Para o sucesso nesta luta contra o tempo que é a resposta às alterações climáticas, Cécile Bibiane Ndjebet defende o envolvimento das mulheres e que isso esteja espelhado nas políticas que “não são sensíveis em questões de género”.
“É muito importante mobilizar os recursos para suportar iniciativas que estão no terreno e que são levadas a cabo por mulheres e raparigas. Temos muito boas iniciativas. Temos de mobilizar recursos para que essas iniciativas tenham impacto”, referiu.
Nas árvores também está o futuro, segundo Lélia Wanick Salgado, uma ambientalista, designer e cenógrafa brasileira, outra vencedora do Prémio Gulbenkian para a Humanidade.
Lélia cofundou, em 1998, o Instituto Terra, dedicado à recuperação da floresta atlântica do Brasil. A organização já plantou mais de 2,7 milhões de árvores e recuperou mais de 700 hectares de terra degradada. Em colaboração com pequenos agricultores, mais 2.000 hectares foram reflorestados e 1.900 nascentes recuperadas.
Em declarações à agência Lusa, Lélia Wanick Salgado elegeu a humanidade como o maior predador na terra, alertando para o impacto do consumo desenfreado.
“A única coisa que fabrica oxigénio, que capta o CO2 [dióxido de carbono] e fabrica água são as árvores. Não tem outra solução”, disse.
E defendeu a participação do campo nas reuniões ao mais alto nível sobre o ambiente.
“Não sou contra as reuniões e sim contra os convites para as reuniões”, disse, preconizando a presença do campo, porque “não são os urbanos que vão plantar”.
A solução para reverter o estado preocupante do ambiente na terra passa, segundo disse, pela plantação de árvores, pelo que os governos devem financiar esta prática.
No valor de um milhão de euros, o Prémio Calouste Gulbenkian distingue pessoas ou organizações que “contribuem com a sua liderança para enfrentar os grandes desafios atuais da humanidade — as alterações climáticas e a perda de biodiversidade”.
O júri, liderado pela antiga chanceler alemã Angela Merkel, selecionou estas três personalidades entre 143 nomeados, oriundos de 55 países e de todos os continentes.
Os vencedores foram escolhidos pela sua liderança e trabalho incansável, ao longo de décadas, no restauro de ecossistemas vitais – florestas, paisagens e mangais -, e na proteção de territórios em conjunto com as comunidades locais.

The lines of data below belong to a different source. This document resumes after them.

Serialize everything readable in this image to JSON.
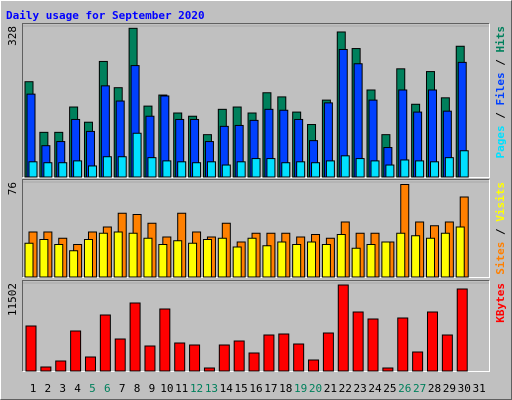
{
  "chart_data": [
    {
      "type": "bar",
      "title": "Daily usage for September 2020",
      "legend_separator": " / ",
      "ylim": [
        0,
        328
      ],
      "yticks": [
        328
      ],
      "series": [
        {
          "name": "Pages",
          "color": "#00e0ff",
          "values": [
            33,
            31,
            31,
            35,
            24,
            44,
            44,
            95,
            42,
            35,
            33,
            31,
            33,
            26,
            33,
            40,
            40,
            31,
            33,
            31,
            35,
            46,
            40,
            35,
            26,
            37,
            35,
            33,
            42,
            57,
            0
          ]
        },
        {
          "name": "Files",
          "color": "#0040ff",
          "values": [
            180,
            68,
            77,
            125,
            99,
            198,
            165,
            242,
            132,
            176,
            125,
            125,
            77,
            110,
            112,
            123,
            147,
            145,
            125,
            79,
            161,
            277,
            246,
            167,
            64,
            189,
            141,
            189,
            143,
            249,
            0
          ]
        },
        {
          "name": "Hits",
          "color": "#00805c",
          "values": [
            207,
            97,
            97,
            152,
            119,
            251,
            194,
            323,
            154,
            178,
            139,
            132,
            92,
            147,
            152,
            139,
            183,
            174,
            141,
            114,
            167,
            315,
            279,
            189,
            92,
            235,
            158,
            229,
            172,
            284,
            0
          ]
        }
      ]
    },
    {
      "type": "bar",
      "legend_separator": " / ",
      "ylim": [
        0,
        76
      ],
      "yticks": [
        76
      ],
      "series": [
        {
          "name": "Sites",
          "color": "#ff8000",
          "values": [
            36,
            36,
            31,
            26,
            36,
            40,
            51,
            50,
            43,
            32,
            51,
            36,
            32,
            43,
            28,
            35,
            35,
            35,
            32,
            34,
            31,
            44,
            35,
            35,
            28,
            74,
            44,
            41,
            44,
            64,
            0
          ]
        },
        {
          "name": "Visits",
          "color": "#ffff00",
          "values": [
            27,
            30,
            26,
            21,
            30,
            35,
            36,
            35,
            31,
            26,
            29,
            27,
            30,
            31,
            24,
            31,
            25,
            28,
            26,
            28,
            26,
            34,
            23,
            26,
            28,
            35,
            33,
            31,
            35,
            40,
            0
          ]
        }
      ]
    },
    {
      "type": "bar",
      "ylim": [
        0,
        11502
      ],
      "yticks": [
        11502
      ],
      "categories": [
        "1",
        "2",
        "3",
        "4",
        "5",
        "6",
        "7",
        "8",
        "9",
        "10",
        "11",
        "12",
        "13",
        "14",
        "15",
        "16",
        "17",
        "18",
        "19",
        "20",
        "21",
        "22",
        "23",
        "24",
        "25",
        "26",
        "27",
        "28",
        "29",
        "30",
        "31"
      ],
      "category_colors": [
        "#000000",
        "#000000",
        "#000000",
        "#000000",
        "#00805c",
        "#00805c",
        "#000000",
        "#000000",
        "#000000",
        "#000000",
        "#000000",
        "#00805c",
        "#00805c",
        "#000000",
        "#000000",
        "#000000",
        "#000000",
        "#000000",
        "#00805c",
        "#00805c",
        "#000000",
        "#000000",
        "#000000",
        "#000000",
        "#000000",
        "#00805c",
        "#00805c",
        "#000000",
        "#000000",
        "#000000",
        "#000000"
      ],
      "series": [
        {
          "name": "KBytes",
          "color": "#ff0000",
          "values": [
            5882,
            523,
            1307,
            5228,
            1830,
            7319,
            4182,
            8888,
            3267,
            8103,
            3659,
            3398,
            392,
            3398,
            3921,
            2353,
            4705,
            4836,
            3529,
            1438,
            4966,
            11241,
            7711,
            6796,
            392,
            6927,
            2483,
            7711,
            4705,
            10718,
            0
          ]
        }
      ]
    }
  ]
}
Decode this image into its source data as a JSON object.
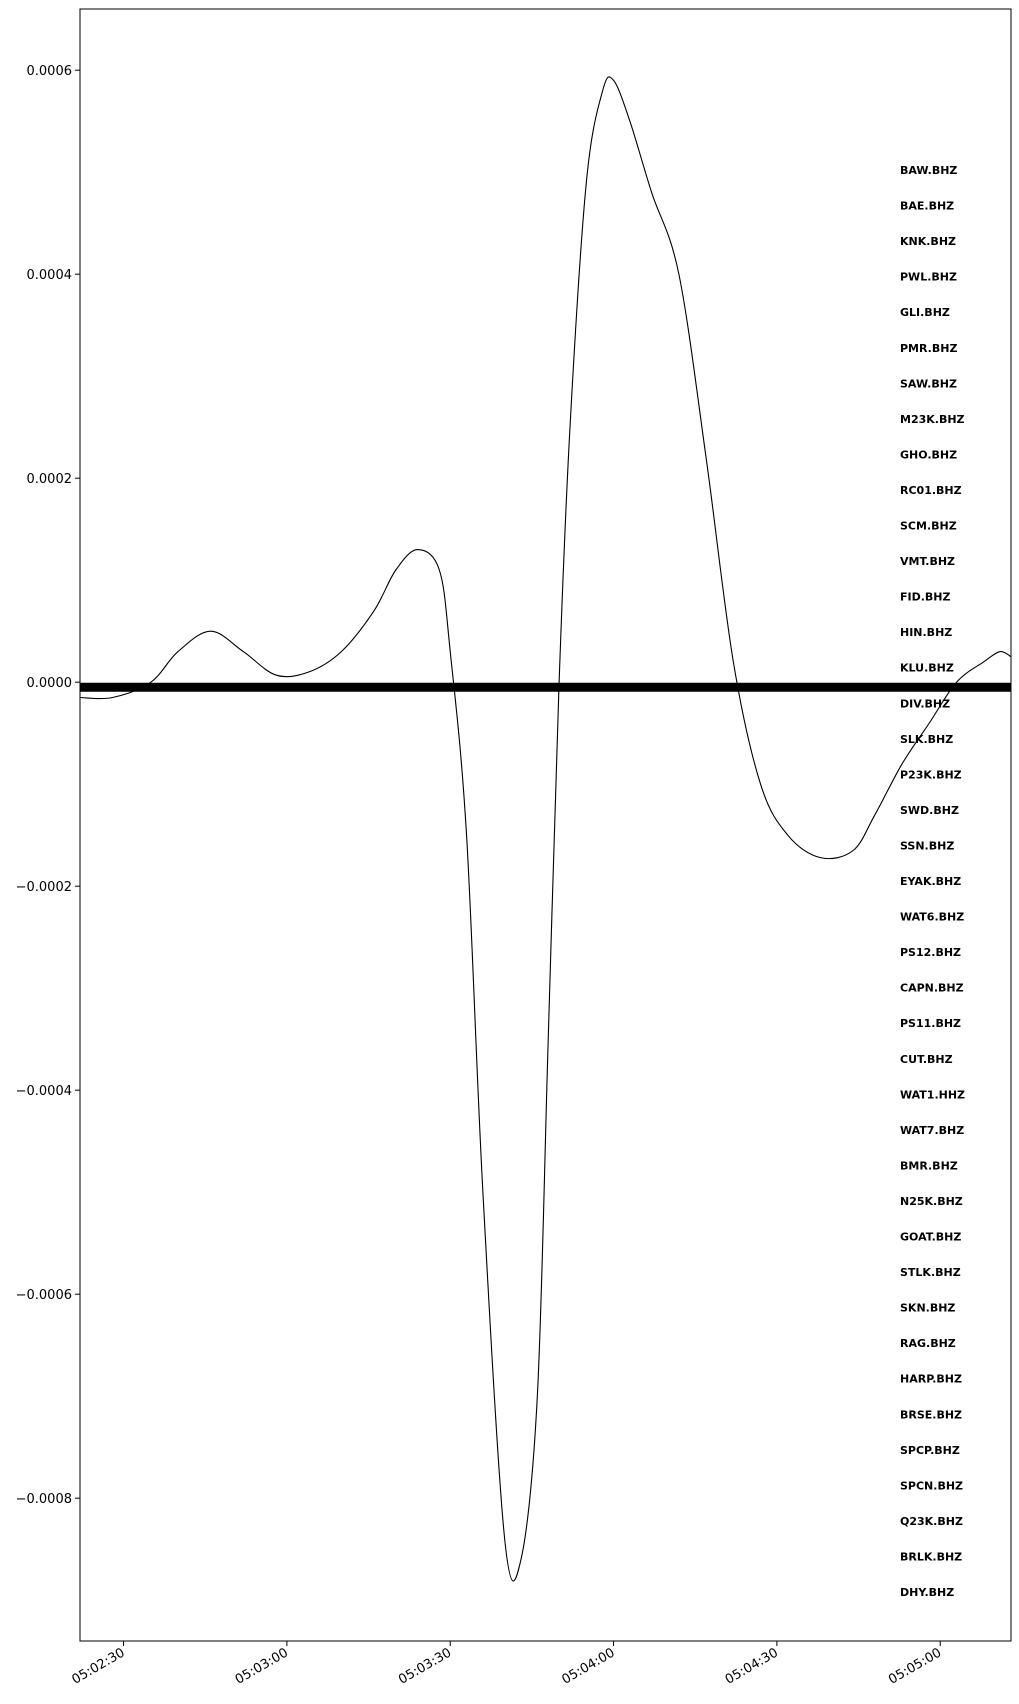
{
  "chart_data": {
    "type": "line",
    "title": "",
    "xlabel": "",
    "ylabel": "",
    "xlim": [
      "05:02:22",
      "05:05:13"
    ],
    "ylim": [
      -0.00094,
      0.00066
    ],
    "grid": false,
    "x_ticks": [
      "05:02:30",
      "05:03:00",
      "05:03:30",
      "05:04:00",
      "05:04:30",
      "05:05:00"
    ],
    "y_ticks": [
      {
        "value": 0.0006,
        "label": "0.0006"
      },
      {
        "value": 0.0004,
        "label": "0.0004"
      },
      {
        "value": 0.0002,
        "label": "0.0002"
      },
      {
        "value": 0.0,
        "label": "0.0000"
      },
      {
        "value": -0.0002,
        "label": "−0.0002"
      },
      {
        "value": -0.0004,
        "label": "−0.0004"
      },
      {
        "value": -0.0006,
        "label": "−0.0006"
      },
      {
        "value": -0.0008,
        "label": "−0.0008"
      }
    ],
    "series": [
      {
        "color": "#000000",
        "time": [
          "05:02:22",
          "05:02:28",
          "05:02:35",
          "05:02:40",
          "05:02:46",
          "05:02:52",
          "05:02:58",
          "05:03:04",
          "05:03:10",
          "05:03:16",
          "05:03:20",
          "05:03:24",
          "05:03:28",
          "05:03:30",
          "05:03:33",
          "05:03:36",
          "05:03:40",
          "05:03:43",
          "05:03:46",
          "05:03:48",
          "05:03:50",
          "05:03:52",
          "05:03:55",
          "05:03:58",
          "05:04:00",
          "05:04:03",
          "05:04:07",
          "05:04:12",
          "05:04:17",
          "05:04:22",
          "05:04:27",
          "05:04:32",
          "05:04:38",
          "05:04:44",
          "05:04:48",
          "05:04:53",
          "05:04:58",
          "05:05:03",
          "05:05:08",
          "05:05:11",
          "05:05:13"
        ],
        "values": [
          -1.5e-05,
          -1.5e-05,
          0.0,
          3e-05,
          5e-05,
          3e-05,
          7e-06,
          1e-05,
          3e-05,
          7e-05,
          0.00011,
          0.00013,
          0.00011,
          3e-05,
          -0.00015,
          -0.0005,
          -0.00084,
          -0.00086,
          -0.0007,
          -0.00035,
          0.0,
          0.00025,
          0.00049,
          0.00058,
          0.00059,
          0.00055,
          0.00048,
          0.0004,
          0.00022,
          2e-05,
          -0.0001,
          -0.00015,
          -0.000172,
          -0.000165,
          -0.00013,
          -8e-05,
          -4e-05,
          0.0,
          2e-05,
          3e-05,
          2.5e-05
        ]
      }
    ],
    "baseline_band": {
      "value": -5e-06,
      "color": "#000000"
    },
    "station_labels": [
      "BAW.BHZ",
      "BAE.BHZ",
      "KNK.BHZ",
      "PWL.BHZ",
      "GLI.BHZ",
      "PMR.BHZ",
      "SAW.BHZ",
      "M23K.BHZ",
      "GHO.BHZ",
      "RC01.BHZ",
      "SCM.BHZ",
      "VMT.BHZ",
      "FID.BHZ",
      "HIN.BHZ",
      "KLU.BHZ",
      "DIV.BHZ",
      "SLK.BHZ",
      "P23K.BHZ",
      "SWD.BHZ",
      "SSN.BHZ",
      "EYAK.BHZ",
      "WAT6.BHZ",
      "PS12.BHZ",
      "CAPN.BHZ",
      "PS11.BHZ",
      "CUT.BHZ",
      "WAT1.HHZ",
      "WAT7.BHZ",
      "BMR.BHZ",
      "N25K.BHZ",
      "GOAT.BHZ",
      "STLK.BHZ",
      "SKN.BHZ",
      "RAG.BHZ",
      "HARP.BHZ",
      "BRSE.BHZ",
      "SPCP.BHZ",
      "SPCN.BHZ",
      "Q23K.BHZ",
      "BRLK.BHZ",
      "DHY.BHZ"
    ]
  }
}
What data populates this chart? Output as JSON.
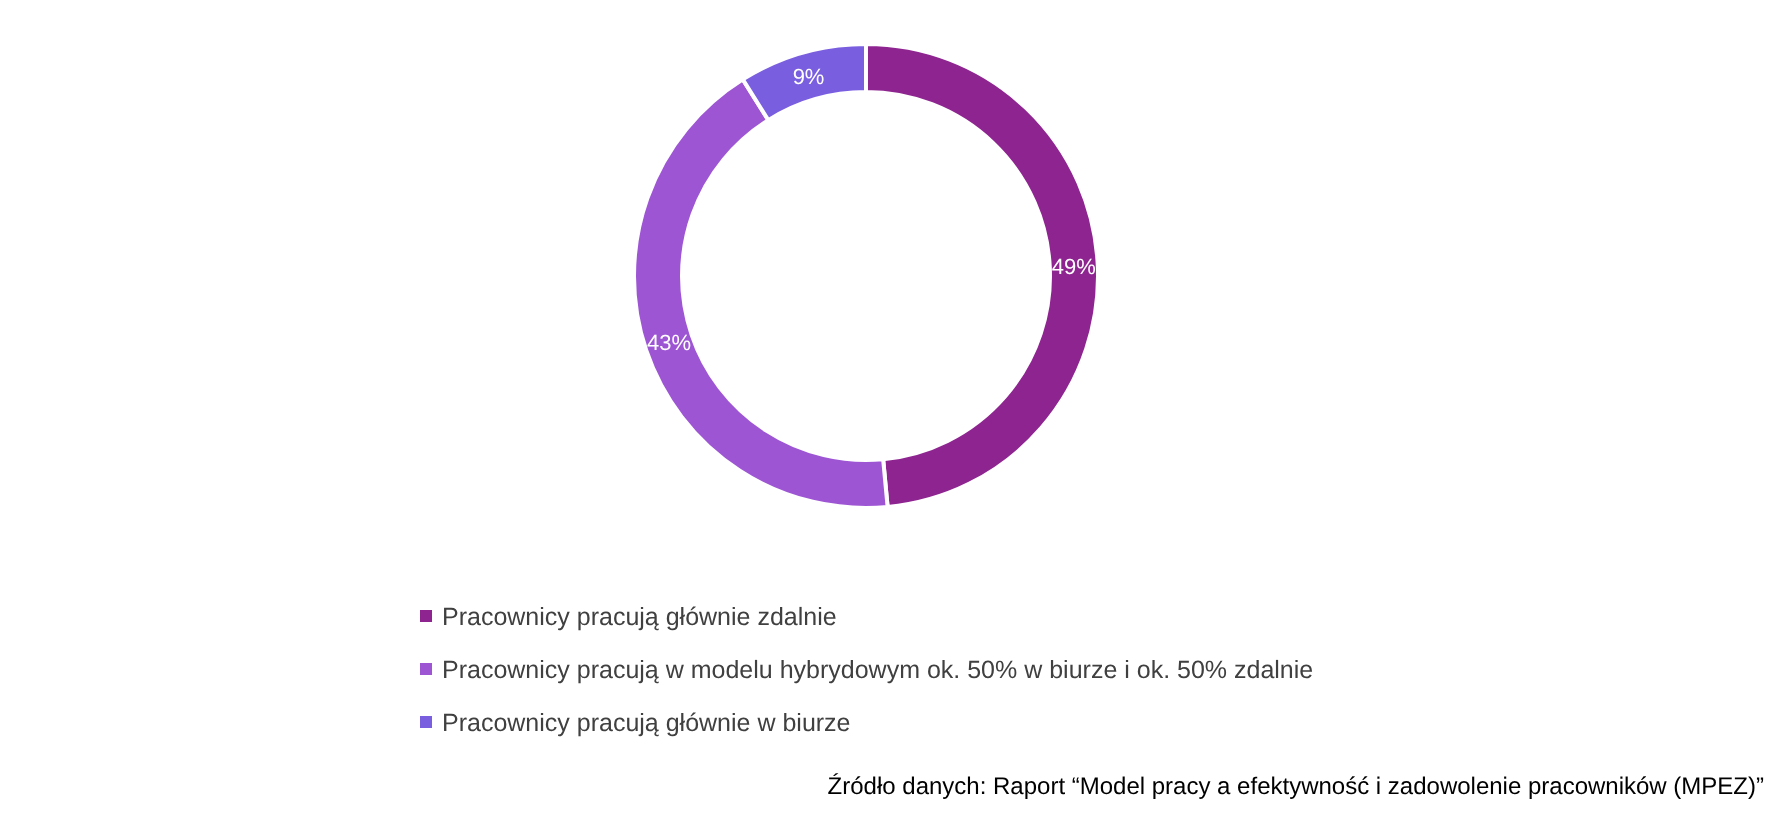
{
  "chart_data": {
    "type": "donut",
    "categories": [
      "Pracownicy pracują głównie zdalnie",
      "Pracownicy pracują w modelu hybrydowym ok. 50% w biurze i ok. 50% zdalnie",
      "Pracownicy pracują głównie w biurze"
    ],
    "values": [
      49,
      43,
      9
    ],
    "value_labels": [
      "49%",
      "43%",
      "9%"
    ],
    "colors": [
      "#8e2490",
      "#9d55d4",
      "#7a5ee0"
    ],
    "legend": "bottom",
    "annotations": [
      "Źródło danych: Raport “Model pracy a efektywność i zadowolenie pracowników (MPEZ)”"
    ]
  }
}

Para a presidente do júri, Angela Merkel, “os ecossistemas suportam toda a vida na terra. A saúde do planeta e dos seus habitantes depende deles e só os ecossistemas saudáveis nos permitirão combater as alterações climáticas”.
O presidente do conselho de administração da Fundação Calouste Gulbenkian, António Feijó, considera que o prémio “presta homenagem ao trabalho e à dedicação que estas personalidades mostraram nos seus esforços de recuperação de ecossistemas vitais, que são cruciais para a mitigação das alterações climáticas”.
“São um exemplo de liderança excecional, com impacto significativo, em harmonia com a natureza e as comunidades locais”, disse António Feijó.
Esta é a quarta edição do prémio, que foi atribuído pela primeira vez em 2020 à jovem ativista sueca Greta Thunberg.